Because of the complexity of the filter, I decided to implement some functions to emulate the ink(), dot(), point() and line() commands of sdlBasic. This made the Python much more readable (and eaiser to debug), even if it did mean I lost a bit of speed.
In order to make up some of the lost speed, I used tuples instead of lists for the look-up tables. I should have done this in my other filters too.
Once I finished the filter I dug out my usual cottage picture as a test:
The resulting image had me crying into my coffee:
It looked like something out of “The Lost World of Friese-Greene“! Having picked out some bugs I got something a bit closer, but the white stripes were a real pain to get rid of:
Finally, after I had remembered how to count to six, I got a successful image:
The filter runs in two modes, a halftone mode or a posterised mode. The posterise mode doesn’t stipple the colours.
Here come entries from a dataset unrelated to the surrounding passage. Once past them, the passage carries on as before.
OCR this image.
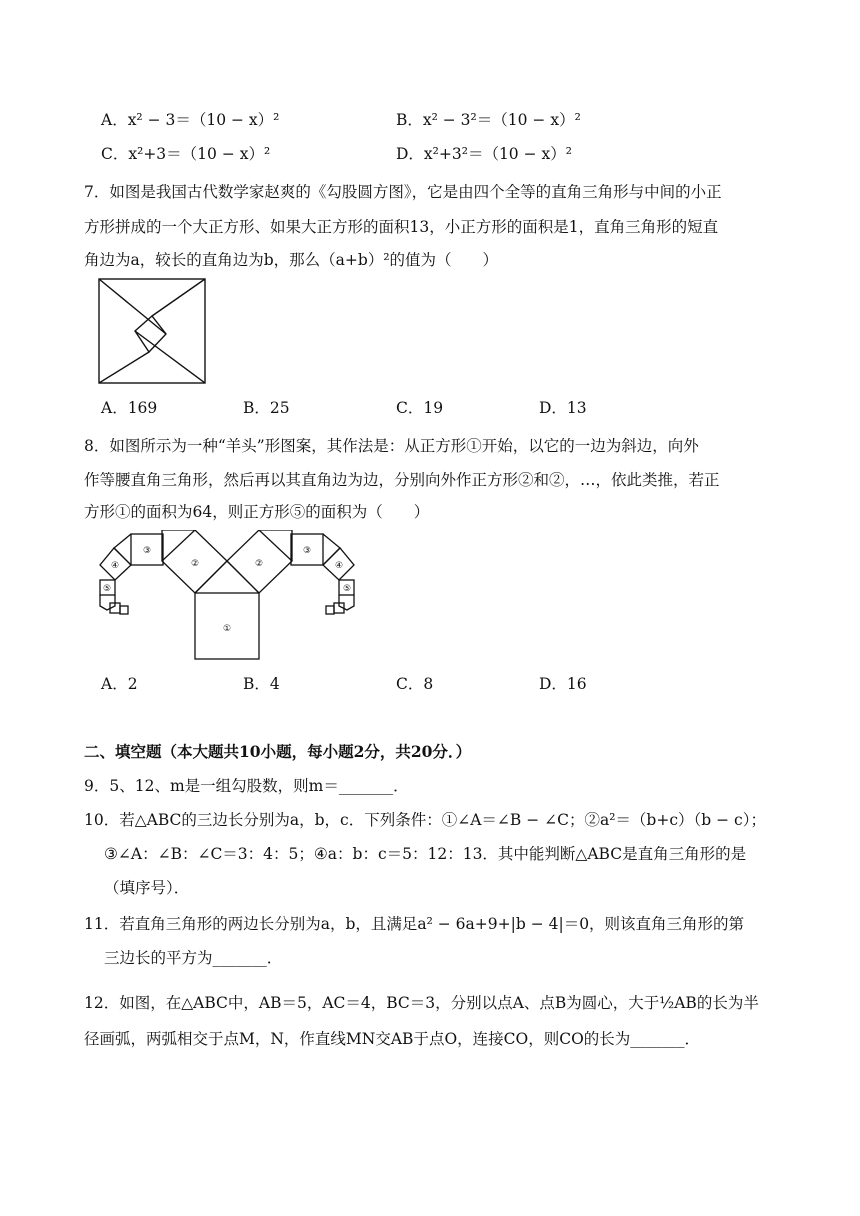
A．x² − 3＝（10 − x）²	B．x² − 3²＝（10 − x）²
C．x²+3＝（10 − x）²	D．x²+3²＝（10 − x）²
7．如图是我国古代数学家赵爽的《勾股圆方图》，它是由四个全等的直角三角形与中间的小正
方形拼成的一个大正方形、如果大正方形的面积13，小正方形的面积是1，直角三角形的短直
角边为a，较长的直角边为b，那么（a+b）²的值为（　　）
A．169	B．25	C．19	D．13
8．如图所示为一种“羊头”形图案，其作法是：从正方形①开始，以它的一边为斜边，向外
作等腰直角三角形，然后再以其直角边为边，分别向外作正方形②和②，…，依此类推，若正
方形①的面积为64，则正方形⑤的面积为（　　）
①
②	②
③	③
④	④
⑤	⑤
A．2	B．4	C．8	D．16
二、填空题（本大题共10小题，每小题2分，共20分．）
9．5、12、m是一组勾股数，则m＝_______．
10．若△ABC的三边长分别为a，b，c．下列条件：①∠A＝∠B − ∠C；②a²＝（b+c）（b − c）；
③∠A：∠B：∠C＝3：4：5；④a：b：c＝5：12：13．其中能判断△ABC是直角三角形的是
（填序号）．
11．若直角三角形的两边长分别为a，b，且满足a² − 6a+9+|b − 4|＝0，则该直角三角形的第
三边长的平方为_______．
12．如图，在△ABC中，AB＝5，AC＝4，BC＝3，分别以点A、点B为圆心，大于½AB的长为半
径画弧，两弧相交于点M，N，作直线MN交AB于点O，连接CO，则CO的长为_______．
Here is the posterised output:
I added a little dialogue box to the filter to allow users to pick which mode they want:
My overall impression is that the Apple II produced orangey mush – a bit like the NTSC pictures put through the IBA‘s DICE standards convertor we used to see on British television in the 70s. But, I must admit, it does have a certain kind of charm. And, above all, Paulo did an incredible job in coming up with an Apple II filter – it’s an ingenious bit of coding.
If you want to try it out for yourself, the filter is available to download from here. Bear in mind that the filter is pretty slow, so it’s best to stick to small images unless you have a fast computer.